Il n’est pas jusqu’au Nouvel Obs, cet hebdomadaire certes malhonnête mais que je me garderai de qualifier de xénophobe, qui ne finisse par vendre involontairement la mèche... Dans son numéro 2130 du 1er septembre, Gérard Petitjean répond à sa propre question «pourquoi Paris connaît-il la plus forte concentration d’immigrés illégaux?» Parce qu’à Paris, ville riche, on trouve beaucoup d’aides sociales qu’on n’obtiendrait pas ailleurs.

Peut-on en blâmer ces immigrés? Certes non. Qui reculerait devant un revenu, des avantages sociaux et une couverture médicale assurés d’emblée aux nombreux membres de la famille, épouses plurielles comprises, sans devoir obligatoirement travailler? Et dire que nous avions la naïveté de croire que Paris est choisi pour le plus de chances qui y sont offertes pour trouver de l’embauche… Dont acte.
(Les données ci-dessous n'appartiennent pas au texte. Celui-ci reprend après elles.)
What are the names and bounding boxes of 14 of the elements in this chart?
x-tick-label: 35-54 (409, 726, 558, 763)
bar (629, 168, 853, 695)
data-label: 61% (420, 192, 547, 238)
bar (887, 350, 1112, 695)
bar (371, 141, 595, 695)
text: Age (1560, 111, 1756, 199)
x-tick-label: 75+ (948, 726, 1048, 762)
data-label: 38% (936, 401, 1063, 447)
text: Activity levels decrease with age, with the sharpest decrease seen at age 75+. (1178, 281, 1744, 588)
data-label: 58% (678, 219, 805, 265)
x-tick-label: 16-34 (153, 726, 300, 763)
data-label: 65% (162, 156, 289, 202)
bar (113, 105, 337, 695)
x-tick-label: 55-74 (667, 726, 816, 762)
Mais, intérêt pour intérêt, pourquoi stigmatiser le citadin lambda pour son manque d’enthousiasme devant les perturbations de tous ordres causées par ces populations «exotiques» se regroupant dans de véritables enclaves ethniques et qui s’interroge sur le trouble causé par ces implantations subites qui ne cessent de faire tâche d’huile, sur la baisse consécutive du niveau des classes où ses enfants sont scolarisés et sur le coût de la générosité institutionnelle qui s’effectue en dernier ressort à ses dépens? N’est-ce pas du reste notre futur Président Jacques Chirac, maire de Paris et non Le Pen qui avait un jour évoqué les «bruits et les odeurs supportés par le voisinage»? Ces propos inspirés par la réalité sur le terrain, mais jugés politiquement incorrects dans les salons des quartiers huppés, lui ont maintes fois été reprochés, au point qu’il n’est pas prêt à récidiver… «Et pourtant elle tourne».
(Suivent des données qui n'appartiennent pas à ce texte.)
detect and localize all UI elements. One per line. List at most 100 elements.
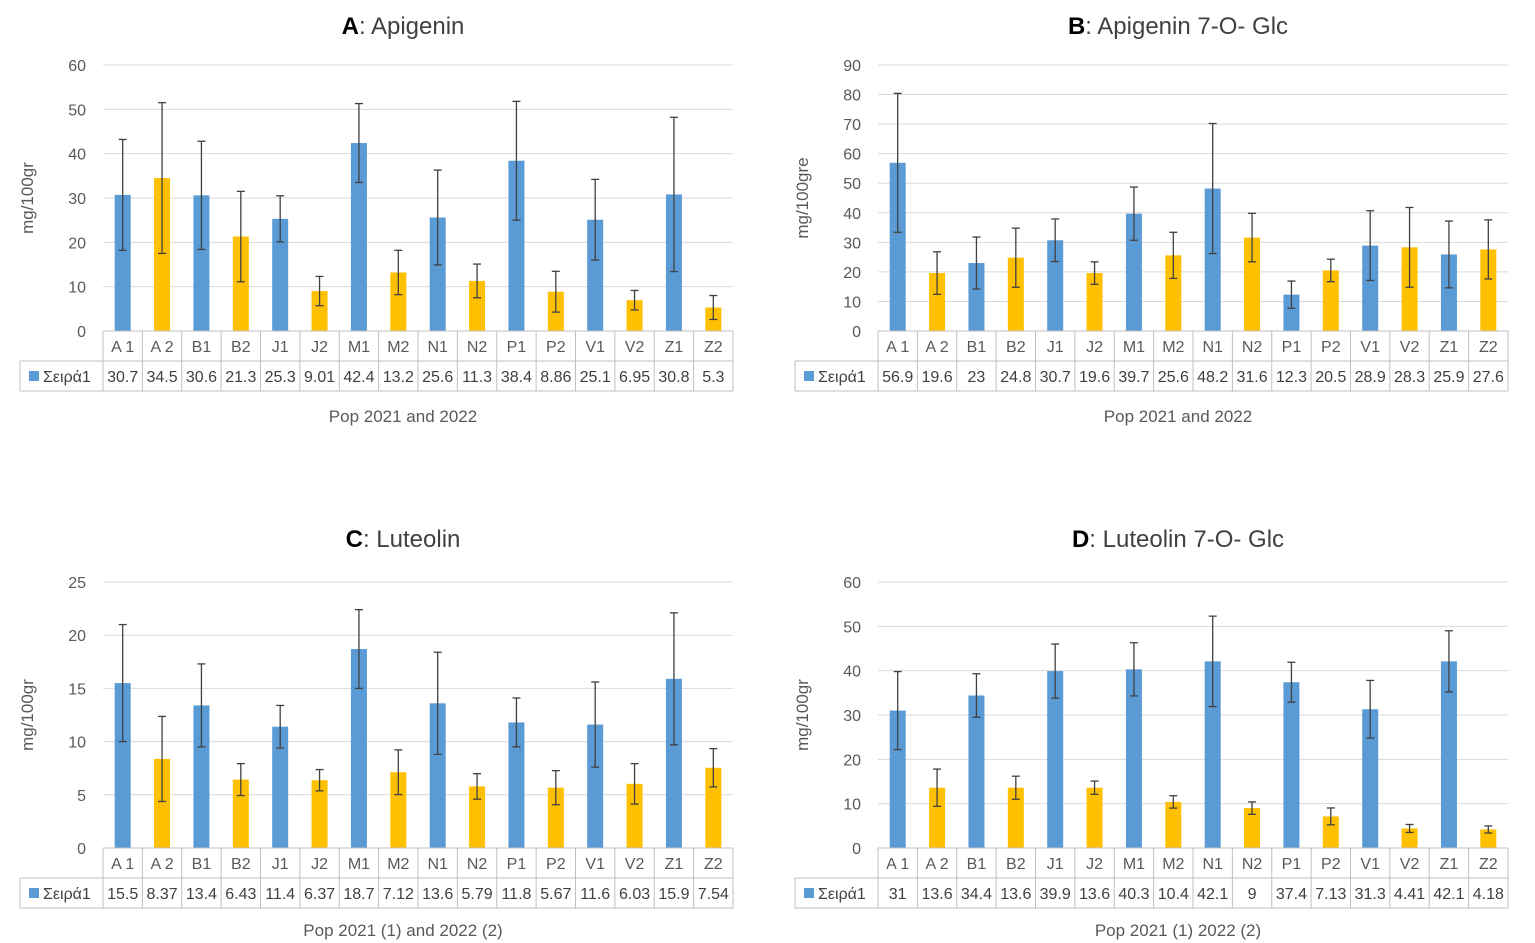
- legend-swatch: [29, 888, 39, 898]
- x-tick-label: J2: [311, 339, 328, 356]
- y-tick-label: 20: [843, 265, 861, 282]
- bar: [350, 143, 367, 331]
- chart-panel-d: D: Luteolin 7-O- Glc 0 10 20 30 40 50 60 mg/100g…: [775, 472, 1535, 942]
- data-table-value: 15.9: [658, 886, 689, 903]
- data-table-value: 13.6: [1000, 886, 1031, 903]
- data-table-value: 23: [968, 369, 986, 386]
- chart-b-svg: B: Apigenin 7-O- Glc 0 10 20 30 40 50 60 70 80 90 m…: [793, 13, 1509, 426]
- x-tick-label: V1: [585, 856, 605, 873]
- y-tick-label: 10: [68, 735, 86, 752]
- bar: [114, 683, 131, 848]
- data-table-value: 42.4: [343, 369, 374, 386]
- data-table-value: 30.8: [658, 369, 689, 386]
- data-table-value: 7.54: [698, 886, 729, 903]
- chart-title: D: Luteolin 7-O- Glc: [1072, 526, 1284, 553]
- bar: [1283, 294, 1300, 331]
- y-tick-label: 60: [843, 575, 861, 592]
- data-table-value: 8.86: [540, 369, 571, 386]
- x-tick-label: A 2: [925, 339, 948, 356]
- bar: [272, 218, 289, 331]
- data-table-value: 28.3: [1394, 369, 1425, 386]
- bar: [1047, 240, 1064, 331]
- bar: [587, 219, 604, 331]
- y-tick-label: 20: [843, 752, 861, 769]
- y-axis-label: mg/100gr: [18, 162, 37, 234]
- x-tick-label: B1: [967, 339, 987, 356]
- data-table-value: 21.3: [225, 369, 256, 386]
- data-table-value: 25.9: [1433, 369, 1464, 386]
- y-tick-label: 30: [843, 235, 861, 252]
- bar: [626, 783, 643, 848]
- bar: [889, 162, 906, 331]
- bar: [1362, 709, 1379, 848]
- x-axis-title: Pop 2021 and 2022: [1104, 407, 1252, 426]
- bar: [311, 780, 328, 848]
- data-table-value: 48.2: [1197, 369, 1228, 386]
- x-tick-label: P1: [1282, 856, 1302, 873]
- x-tick-label: V2: [1400, 856, 1420, 873]
- x-tick-label: A 2: [150, 856, 173, 873]
- y-tick-label: 15: [68, 681, 86, 698]
- data-table-value: 8.37: [146, 886, 177, 903]
- chart-d-svg: D: Luteolin 7-O- Glc 0 10 20 30 40 50 60 mg/100g…: [793, 526, 1509, 940]
- x-tick-label: Z2: [1479, 339, 1498, 356]
- y-tick-label: 40: [68, 147, 86, 164]
- data-table-value: 42.1: [1433, 886, 1464, 903]
- bar: [1007, 787, 1024, 848]
- data-table-value: 25.3: [265, 369, 296, 386]
- bar: [429, 217, 446, 331]
- x-tick-label: M1: [348, 856, 370, 873]
- x-tick-label: B1: [192, 339, 212, 356]
- y-tick-label: 30: [68, 191, 86, 208]
- data-table-value: 19.6: [1079, 369, 1110, 386]
- data-table-value: 5.79: [461, 886, 492, 903]
- x-tick-label: J1: [1047, 339, 1064, 356]
- legend-series-name: Σειρά1: [818, 886, 866, 903]
- x-tick-label: A 1: [111, 339, 134, 356]
- x-tick-label: J1: [272, 856, 289, 873]
- bar: [429, 703, 446, 848]
- data-table-value: 11.8: [501, 886, 531, 903]
- data-table-value: 39.7: [1118, 369, 1149, 386]
- data-table-value: 38.4: [501, 369, 532, 386]
- y-tick-label: 25: [68, 575, 86, 592]
- y-tick-label: 0: [77, 841, 86, 858]
- y-tick-label: 60: [68, 58, 86, 75]
- x-tick-label: N2: [1242, 856, 1263, 873]
- data-table-value: 6.37: [304, 886, 335, 903]
- bar: [1165, 255, 1182, 331]
- bar: [1322, 270, 1339, 331]
- data-table-value: 30.6: [186, 369, 217, 386]
- bar: [193, 705, 210, 848]
- data-table-value: 31.3: [1355, 886, 1386, 903]
- bar: [1086, 787, 1103, 848]
- x-tick-label: J2: [311, 856, 328, 873]
- x-tick-label: M2: [1162, 856, 1184, 873]
- bar: [232, 779, 249, 848]
- x-tick-label: M2: [387, 339, 409, 356]
- bar: [1362, 245, 1379, 331]
- data-table-value: 5.3: [702, 369, 724, 386]
- data-table-value: 13.6: [1079, 886, 1110, 903]
- data-table-value: 30.7: [107, 369, 138, 386]
- y-tick-label: 0: [852, 324, 861, 341]
- data-table-value: 27.6: [1473, 369, 1504, 386]
- x-tick-label: V1: [585, 339, 605, 356]
- chart-a-svg: A: Apigenin 0 10 20 30 40 50 60 mg/100gr A 1 30.7 A…: [18, 13, 734, 426]
- bar: [508, 722, 525, 848]
- data-table-value: 34.5: [146, 369, 177, 386]
- x-tick-label: M2: [387, 856, 409, 873]
- data-table-value: 30.7: [1040, 369, 1071, 386]
- x-tick-label: J2: [1086, 339, 1103, 356]
- x-tick-label: J1: [272, 339, 289, 356]
- bar: [968, 263, 985, 331]
- data-table-value: 34.4: [961, 886, 992, 903]
- y-tick-label: 90: [843, 58, 861, 75]
- x-tick-label: N1: [1202, 339, 1223, 356]
- data-table-value: 40.3: [1118, 886, 1149, 903]
- y-tick-label: 60: [843, 147, 861, 164]
- bar: [1007, 257, 1024, 331]
- y-tick-label: 10: [68, 280, 86, 297]
- bar: [1401, 247, 1418, 331]
- x-tick-label: M2: [1162, 339, 1184, 356]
Alors, puisque cette immigration déferlante est mue, non pas par la recherche d’une liberté absolue de conscience, impensable dans leur pays, mais par des prosaïques intérêts matériels et pécuniaires, qu’on cesse au moins de nous faire de l’intox compassionnelle, de nous seriner nos devoirs d’humanité ou de solidarité, comme le fait dans un récent éditorial le larmoyant Jean Daniel qui parle de construire d’avance et en nombre suffisant des logements spacieux en prévision des familles nombreuses qui ne tarderont pas à nous arriver, clandestins, illégaux et sans papiers compris alors que, comme disait naguère avec réalisme un leader socialiste nommé Michel Rocard, «La France ne peut pas accueillir toutes les misères du monde». Car tout cela ne va pas sans générer des risques et, aussi bête que cela paraisse, tout cela a un coût pour chacun d’entre-nous et menace notre système d’Etat providence qui fait partie des «avantages acquis» auxquels les Français, à tort ou à raison, restent attachés. Or, pas plus qu’une barque ou un ascenseur, on ne peut sans danger surcharger la France d’immigrants aussi onéreux pour nos régimes sociaux que peu productifs pour notre économie.
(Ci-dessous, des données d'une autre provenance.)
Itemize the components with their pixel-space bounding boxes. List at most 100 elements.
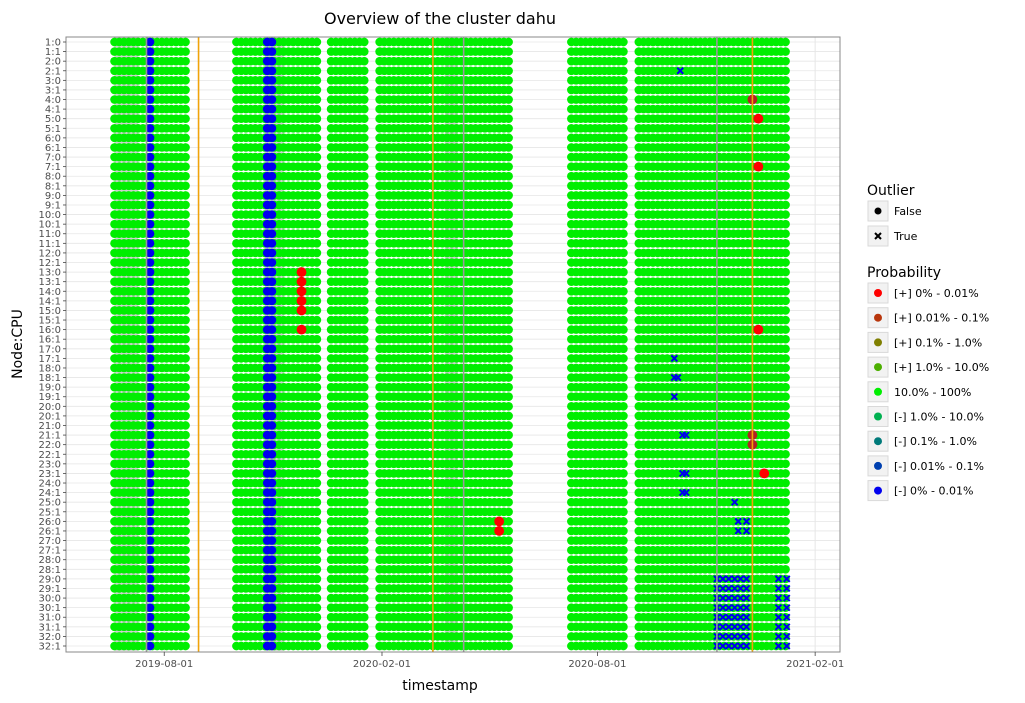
data-point — [504, 152, 513, 162]
data-point — [359, 584, 369, 593]
data-point — [181, 497, 190, 507]
data-point — [181, 449, 190, 459]
data-point — [359, 315, 369, 325]
data-point — [504, 248, 513, 258]
data-point — [359, 612, 369, 622]
data-points — [110, 37, 791, 651]
data-point — [359, 191, 369, 200]
data-point — [181, 123, 190, 133]
data-point — [359, 402, 369, 411]
data-point — [312, 632, 322, 641]
data-point — [359, 181, 369, 191]
data-point — [359, 497, 369, 507]
data-point — [181, 632, 190, 641]
data-point — [359, 344, 369, 354]
data-point — [312, 536, 322, 545]
data-point — [359, 478, 369, 488]
data-point — [181, 286, 190, 296]
data-point — [312, 488, 322, 497]
data-point — [181, 277, 190, 286]
data-point — [312, 114, 322, 124]
data-point — [359, 564, 369, 574]
gray-band — [114, 37, 139, 651]
data-point — [504, 641, 513, 651]
data-point — [504, 526, 513, 536]
data-point — [312, 191, 322, 200]
data-point — [312, 344, 322, 354]
data-point — [181, 104, 190, 114]
data-point — [312, 181, 322, 191]
data-point — [504, 277, 513, 286]
data-point — [504, 191, 513, 200]
data-point — [359, 76, 369, 85]
data-point — [359, 239, 369, 248]
data-point — [359, 488, 369, 497]
data-point — [359, 334, 369, 344]
data-point — [181, 363, 190, 373]
data-point — [312, 267, 322, 277]
data-point — [181, 258, 190, 267]
data-point — [181, 402, 190, 411]
data-point — [359, 392, 369, 402]
data-point — [312, 95, 322, 104]
data-point — [181, 574, 190, 584]
data-point — [181, 459, 190, 469]
data-point — [181, 421, 190, 430]
data-point — [504, 229, 513, 239]
data-point — [181, 191, 190, 200]
data-point — [181, 526, 190, 536]
data-point — [312, 200, 322, 210]
data-point — [181, 517, 190, 526]
data-point — [181, 593, 190, 603]
data-point — [312, 325, 322, 334]
data-point — [181, 344, 190, 354]
data-point — [312, 574, 322, 584]
data-point — [504, 37, 513, 47]
data-point — [504, 104, 513, 114]
data-point — [312, 47, 322, 56]
data-point — [181, 143, 190, 152]
data-point — [181, 488, 190, 497]
data-point — [312, 277, 322, 286]
data-point — [504, 162, 513, 171]
data-point — [504, 536, 513, 545]
data-point — [312, 430, 322, 440]
data-point — [504, 47, 513, 56]
data-point — [504, 593, 513, 603]
data-point — [359, 545, 369, 555]
data-point — [504, 286, 513, 296]
data-point — [312, 133, 322, 143]
data-point — [359, 95, 369, 104]
data-point — [504, 344, 513, 354]
data-point — [504, 315, 513, 325]
data-point — [504, 622, 513, 632]
data-point — [504, 114, 513, 124]
data-point — [359, 229, 369, 239]
data-point — [504, 325, 513, 334]
data-point — [359, 200, 369, 210]
chart-title: Overview of the cluster dahu — [324, 9, 556, 28]
data-point — [504, 555, 513, 565]
data-point — [181, 229, 190, 239]
data-point — [312, 497, 322, 507]
data-point — [359, 143, 369, 152]
data-point — [504, 612, 513, 622]
data-point — [504, 239, 513, 248]
data-point — [359, 66, 369, 76]
data-point — [181, 296, 190, 306]
data-point — [504, 306, 513, 315]
data-point — [312, 564, 322, 574]
data-point — [312, 478, 322, 488]
data-point — [312, 421, 322, 430]
data-point — [312, 37, 322, 47]
data-point — [359, 632, 369, 641]
data-point — [181, 603, 190, 612]
data-point — [181, 267, 190, 277]
data-point — [504, 66, 513, 76]
data-point — [181, 382, 190, 392]
data-point — [181, 430, 190, 440]
data-point — [181, 545, 190, 555]
data-point — [181, 76, 190, 85]
data-point — [312, 584, 322, 593]
data-point — [312, 296, 322, 306]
Peut-on au moins espérer que les enfants des immigrés d’Afrique maghrébine et noire seront acculturés et deviendront des Français comme les autres? Voyons plutôt du côté de la jeune génération sortie de nos écoles. Travaillés par des agitateurs politiques et religieux hostiles à nos valeurs, ils se considèrent non pas comme Français mais comme Algériens, comme Arabes, ou comme Blacks , mais surtout comme Musulmans, déterminés non seulement à constituer un corps culturel séparé, incompatible avec nos valeurs et avec l’unité du peuple français, tout en prétendant tirer le maximum du pays dont ils sont citoyens, mais allant jusqu’à contribuer au rayonnement de la France par une constante présence «française» parmi les moudjahiddins sur tous les fronts du djihad.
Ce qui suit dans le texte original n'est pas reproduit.